Of course, a drop-off was expected, but not one quite this big. There are many reasons for the lower sales. The PC version had yet to release, and this time around, the game wasn’t released on the legacy consoles, the Xbox 360 and PlayStation 3.
It’s also likely that many of the 4 million people who bought Watch Dogs felt a little burned by the game, which many thought was underwhelming – especially after that whole downgradegate saga. There are likely other factors – like the rise of digital, the increasing cost of games and the fact that there are so many other damned good games out right now.
Ubisoft has acknowledged the game’s lower sales – hoping that the sequel has long legs.
“We’re incredibly happy with critics’ and player” very positive reception of Watch Dogs 2, which should bolster support for the long-term success of the game. It is true that first-day and first-week sales for a number of big games, including Watch Dogs 2 and titles from our competitors, are comparatively lower than previous versions in previous years.

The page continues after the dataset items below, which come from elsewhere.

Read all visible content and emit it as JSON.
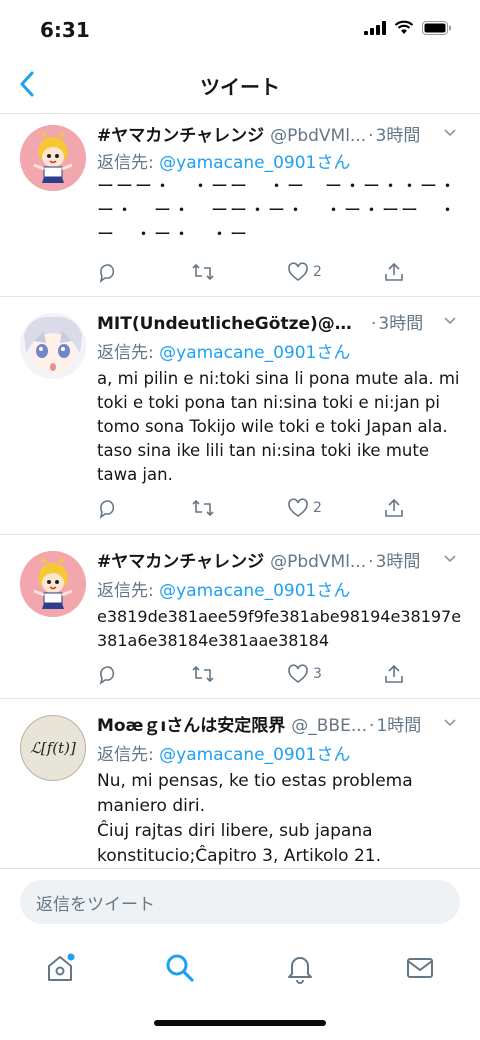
{
  "status_bar": {
    "time": "6:31"
  },
  "nav": {
    "title": "ツイート",
    "back_label": "<"
  },
  "tweets": [
    {
      "name": "#ヤマカンチャレンジ",
      "handle": "@PbdVMl...",
      "dot": "·",
      "time": "3時間",
      "reply_prefix": "返信先: ",
      "reply_mention": "@yamacane_0901さん",
      "body": "ーーー・　・ーー　・ー　ー・ー・・ー・ー・　ー・　ーー・ー・　・ー・ーー　・ー　・ー・　・ー",
      "likes": "2",
      "avatar": "popuko"
    },
    {
      "name": "MIT(UndeutlicheGötze)@大…",
      "handle": "",
      "dot": "·",
      "time": "3時間",
      "reply_prefix": "返信先: ",
      "reply_mention": "@yamacane_0901さん",
      "body": "a, mi pilin e ni:toki sina li pona mute ala. mi toki e toki pona tan ni:sina toki e ni:jan pi tomo sona Tokijo wile toki e toki Japan ala. taso sina ike lili tan ni:sina toki ike mute tawa jan.",
      "likes": "2",
      "avatar": "anime-girl"
    },
    {
      "name": "#ヤマカンチャレンジ",
      "handle": "@PbdVMl...",
      "dot": "·",
      "time": "3時間",
      "reply_prefix": "返信先: ",
      "reply_mention": "@yamacane_0901さん",
      "body": "e3819de381aee59f9fe381abe98194e38197e381a6e38184e381aae38184",
      "likes": "3",
      "avatar": "popuko"
    },
    {
      "name": "Moæｇıさんは安定限界",
      "handle": "@_BBE...",
      "dot": "·",
      "time": "1時間",
      "reply_prefix": "返信先: ",
      "reply_mention": "@yamacane_0901さん",
      "body_lines": [
        "Nu, mi pensas, ke tio estas problema maniero diri.",
        "Ĉiuj rajtas diri libere, sub japana konstitucio;Ĉapitro 3, Artikolo 21."
      ],
      "avatar_text": "ℒ[f(t)]"
    }
  ],
  "composer": {
    "placeholder": "返信をツイート"
  },
  "tabbar": {
    "icons": [
      "home-icon",
      "search-icon",
      "notifications-icon",
      "messages-icon"
    ]
  },
  "colors": {
    "accent": "#1da1f2",
    "secondary_text": "#657786",
    "avatar_pink": "#f1a7ad"
  }
}
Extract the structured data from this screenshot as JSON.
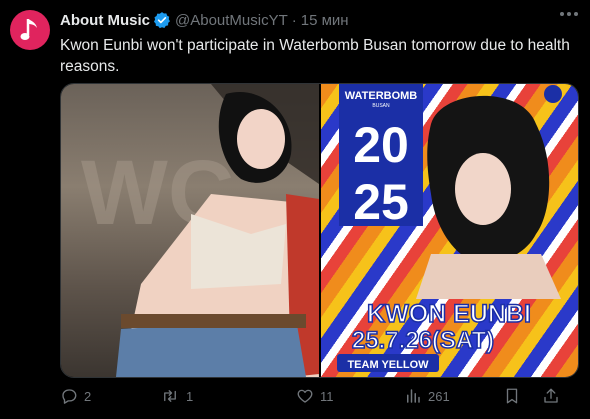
{
  "author": {
    "name": "About Music",
    "handle": "@AboutMusicYT",
    "time": "15 мин"
  },
  "tweet": {
    "text": "Kwon Eunbi won't participate in Waterbomb Busan tomorrow due to health reasons."
  },
  "poster": {
    "event": "WATERBOMB",
    "city": "BUSAN",
    "year_top": "20",
    "year_bottom": "25",
    "artist": "KWON EUNBI",
    "date": "25.7.26(SAT)",
    "team": "TEAM YELLOW"
  },
  "stage_sign": "WC",
  "actions": {
    "replies": "2",
    "reposts": "1",
    "likes": "11",
    "views": "261"
  },
  "colors": {
    "verified": "#1d9bf0",
    "avatar": "#e0245e",
    "background": "#000000",
    "text": "#e7e9ea",
    "muted": "#71767b"
  }
}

However, we expect both week-two and week-three sales to be above traditional sales patterns. There is a trend toward games, especially high-quality games, having stronger and longer “tails” as favorable reviews and word of mouth spread. Watch Dogs 2 is already considered a tremendous addition to the open-world action adventure series and we’re confident that millions of players are going to love it.”
And if there’s a company right now that’s proven that games can have long legs, it’s Ubisoft. They’ve managed to get Rainbow Six Siege – released to critical acclaim but poor sales – to peak at over ten million active users. They’re one of the few publishers who aren’t as reliant on the pre-order culture, saying that they’re “not completely crucial for the success of the game.”
Watch Dogs has become yet another blockbuster game sequel that’s not been able to match the sales successes of its forebear, like Titanfall 2 and even the latest Call of Duty. Battlefield 1 is living up to its sales expectations, even if it is actually selling fewer copies than Infinite Warfare overall.